(3 of 5)
The striking thing about the division on the court was how unexpected the fault lines were. The breakdown was not along party lines: six of the seven justices are Democrats. Nor was it ideological: Leander J. Shaw Jr., one of the court's most liberal members, dissented. And political paybacks don't seem to have carried the day. Peggy A. Quince--the one justice whose credentials were signed by Jeb Bush--ruled for Gore. In fact, the only pattern to emerge was generational: the four justices most recently appointed to the court all sided with Gore.
Still, court watchers like to try to find correlations between a judge's background and how he decides cases. And biography may have played a role in this one. The Florida Four--the justices who voted for the recounts--are all outsiders of one sort or another. Quince has spoken publicly about facing racism and sexism in her career: at her first trial as a lawyer, the judge assumed she was the defendant. (And at the first oral argument in this case, when other justices were scrupulously referred to as "Your Honor," Quince was at one point addressed as "Ma'am.') Harry Lee Anstead, who is white, was raised by a single mother in a housing project. R. Fred Lewis, a native of West Virginia, keeps a dish of coal dust on his desk to remind him of his family's coal-mining origins. Barbara J. Pariente, who is Jewish, was raised in an affluent New Jersey suburb by parents who did not attend college. "Although I had the benefits of my father working very hard," she once said, "I understood he had to work very hard for what we had."

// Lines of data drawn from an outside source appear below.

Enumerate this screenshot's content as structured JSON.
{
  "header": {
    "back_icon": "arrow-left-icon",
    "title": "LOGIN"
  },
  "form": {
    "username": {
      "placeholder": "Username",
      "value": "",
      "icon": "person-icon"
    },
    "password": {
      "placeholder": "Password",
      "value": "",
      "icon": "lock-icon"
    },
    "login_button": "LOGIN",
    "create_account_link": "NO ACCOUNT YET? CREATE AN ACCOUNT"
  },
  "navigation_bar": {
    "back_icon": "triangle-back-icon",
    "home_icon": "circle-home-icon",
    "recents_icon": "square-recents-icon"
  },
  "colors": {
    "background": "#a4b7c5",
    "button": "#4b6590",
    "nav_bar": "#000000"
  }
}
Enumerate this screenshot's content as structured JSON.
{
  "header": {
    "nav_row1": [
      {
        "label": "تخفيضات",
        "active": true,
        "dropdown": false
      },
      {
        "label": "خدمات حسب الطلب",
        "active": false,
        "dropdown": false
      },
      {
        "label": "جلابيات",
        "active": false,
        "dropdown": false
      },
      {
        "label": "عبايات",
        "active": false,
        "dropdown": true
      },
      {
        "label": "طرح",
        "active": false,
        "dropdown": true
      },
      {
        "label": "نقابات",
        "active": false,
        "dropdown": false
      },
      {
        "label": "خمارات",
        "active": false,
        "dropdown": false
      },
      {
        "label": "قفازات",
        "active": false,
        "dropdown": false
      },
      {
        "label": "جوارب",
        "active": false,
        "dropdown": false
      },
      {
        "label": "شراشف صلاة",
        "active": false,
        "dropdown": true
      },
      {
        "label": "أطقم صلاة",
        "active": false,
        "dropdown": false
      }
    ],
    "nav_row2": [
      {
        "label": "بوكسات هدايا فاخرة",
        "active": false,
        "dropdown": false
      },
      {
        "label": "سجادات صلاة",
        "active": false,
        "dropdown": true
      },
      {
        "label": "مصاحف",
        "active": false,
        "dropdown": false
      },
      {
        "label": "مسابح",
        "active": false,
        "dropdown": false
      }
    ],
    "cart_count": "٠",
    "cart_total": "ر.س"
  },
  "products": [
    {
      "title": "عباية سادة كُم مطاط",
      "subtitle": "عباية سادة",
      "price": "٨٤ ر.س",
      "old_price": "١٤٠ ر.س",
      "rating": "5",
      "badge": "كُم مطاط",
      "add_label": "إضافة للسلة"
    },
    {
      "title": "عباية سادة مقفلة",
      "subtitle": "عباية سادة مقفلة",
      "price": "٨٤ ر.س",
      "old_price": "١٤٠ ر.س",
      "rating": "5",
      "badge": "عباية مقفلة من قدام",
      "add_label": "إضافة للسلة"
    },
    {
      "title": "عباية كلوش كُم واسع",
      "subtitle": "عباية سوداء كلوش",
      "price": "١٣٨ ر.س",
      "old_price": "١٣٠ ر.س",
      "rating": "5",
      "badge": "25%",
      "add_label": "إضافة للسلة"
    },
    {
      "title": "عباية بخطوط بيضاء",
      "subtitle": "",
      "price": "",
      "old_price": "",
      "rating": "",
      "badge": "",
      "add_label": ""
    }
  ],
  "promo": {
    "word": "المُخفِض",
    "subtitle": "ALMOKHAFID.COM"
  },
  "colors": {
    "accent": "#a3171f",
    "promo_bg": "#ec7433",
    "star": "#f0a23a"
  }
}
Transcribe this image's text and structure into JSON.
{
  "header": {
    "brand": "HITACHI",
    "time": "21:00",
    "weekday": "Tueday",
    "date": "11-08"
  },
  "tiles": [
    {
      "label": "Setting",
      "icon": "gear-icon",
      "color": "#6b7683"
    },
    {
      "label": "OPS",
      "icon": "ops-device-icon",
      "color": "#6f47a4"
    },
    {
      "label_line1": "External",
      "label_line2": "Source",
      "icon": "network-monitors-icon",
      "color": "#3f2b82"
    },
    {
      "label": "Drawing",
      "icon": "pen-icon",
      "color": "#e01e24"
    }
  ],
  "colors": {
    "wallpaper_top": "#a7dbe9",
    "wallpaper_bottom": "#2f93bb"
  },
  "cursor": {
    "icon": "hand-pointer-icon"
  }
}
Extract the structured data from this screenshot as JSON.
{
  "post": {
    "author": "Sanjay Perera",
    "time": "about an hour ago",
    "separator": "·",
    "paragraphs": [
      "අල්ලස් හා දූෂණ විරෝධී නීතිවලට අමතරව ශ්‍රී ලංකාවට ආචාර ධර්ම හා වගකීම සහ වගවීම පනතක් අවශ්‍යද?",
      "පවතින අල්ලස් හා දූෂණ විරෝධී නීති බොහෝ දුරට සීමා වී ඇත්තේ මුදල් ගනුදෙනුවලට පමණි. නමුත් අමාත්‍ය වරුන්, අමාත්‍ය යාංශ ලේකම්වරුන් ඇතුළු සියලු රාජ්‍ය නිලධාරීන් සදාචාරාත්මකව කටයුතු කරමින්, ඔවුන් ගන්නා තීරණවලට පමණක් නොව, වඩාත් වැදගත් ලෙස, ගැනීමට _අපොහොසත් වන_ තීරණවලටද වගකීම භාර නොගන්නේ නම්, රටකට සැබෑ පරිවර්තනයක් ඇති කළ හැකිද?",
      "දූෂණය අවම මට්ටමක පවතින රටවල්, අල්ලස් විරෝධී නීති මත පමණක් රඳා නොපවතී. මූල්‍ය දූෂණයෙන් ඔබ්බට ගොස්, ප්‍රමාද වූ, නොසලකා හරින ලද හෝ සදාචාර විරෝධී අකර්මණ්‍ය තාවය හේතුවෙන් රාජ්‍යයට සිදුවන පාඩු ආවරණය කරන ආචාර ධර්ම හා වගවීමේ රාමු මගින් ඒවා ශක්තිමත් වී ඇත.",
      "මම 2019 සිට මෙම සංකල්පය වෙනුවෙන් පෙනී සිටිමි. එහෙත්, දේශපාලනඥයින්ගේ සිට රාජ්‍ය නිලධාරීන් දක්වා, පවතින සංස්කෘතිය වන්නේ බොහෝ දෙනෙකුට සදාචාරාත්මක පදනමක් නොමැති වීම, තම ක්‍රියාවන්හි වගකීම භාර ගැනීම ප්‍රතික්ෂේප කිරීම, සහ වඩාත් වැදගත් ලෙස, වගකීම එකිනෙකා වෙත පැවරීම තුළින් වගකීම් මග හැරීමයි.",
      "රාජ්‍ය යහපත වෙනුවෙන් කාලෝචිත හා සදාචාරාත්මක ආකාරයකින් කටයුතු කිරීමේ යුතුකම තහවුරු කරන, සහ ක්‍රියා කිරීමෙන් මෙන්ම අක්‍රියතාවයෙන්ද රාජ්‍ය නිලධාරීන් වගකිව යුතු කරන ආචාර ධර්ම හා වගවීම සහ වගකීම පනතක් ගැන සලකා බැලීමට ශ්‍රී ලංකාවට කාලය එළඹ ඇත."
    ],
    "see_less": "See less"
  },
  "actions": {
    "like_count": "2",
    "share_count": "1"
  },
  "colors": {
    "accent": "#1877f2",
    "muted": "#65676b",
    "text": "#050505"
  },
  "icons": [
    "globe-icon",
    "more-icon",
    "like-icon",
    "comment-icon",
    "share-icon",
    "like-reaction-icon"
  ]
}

The Florida Supreme Court majority did its best to craft an armored tank of a decision: one that would stand up to the legal bazookas and hand grenades the Republicans would be aiming at it. The decision's most quotable passages are its sweeping appeals to the nation's most cherished common values: "This Presidential election has demonstrated the vulnerability of what we believe to be a bedrock principle of democracy: that every vote counts." But below the surface, in the arguments and citations, the majority was busily building in every legal defense it could muster.
The court clearly knew that reversal by the U.S. Supreme Court was a possibility, and it worked hard to address the high court's concerns. The U.S. court believed that the Florida one, by relying in part on its interpretation of the state constitution rather than on its statutes, may have substituted its own judgment for the rules laid out by the legislature. It was not clear, the U.S. court said, that the Florida justices adequately took into account two federal laws that speak to that point: Article II of the U.S. Constitution, which authorizes state legislatures to determine the "manner" of selecting electors, and 3 U.S.C. Sec. 5, a federal statute governing controversies over the appointment of electors.
The Florida justices began their decision by meeting these concerns head-on. The first words of their legal analysis are "Article II." And the first page contains a lengthy quote from 3 U.S.C. Sec. 5. The Florida Supreme Court emphasized that the Florida legislature's statutes "govern our decision today." And to underscore that point, the decision was heavily marbled with references to state statutes.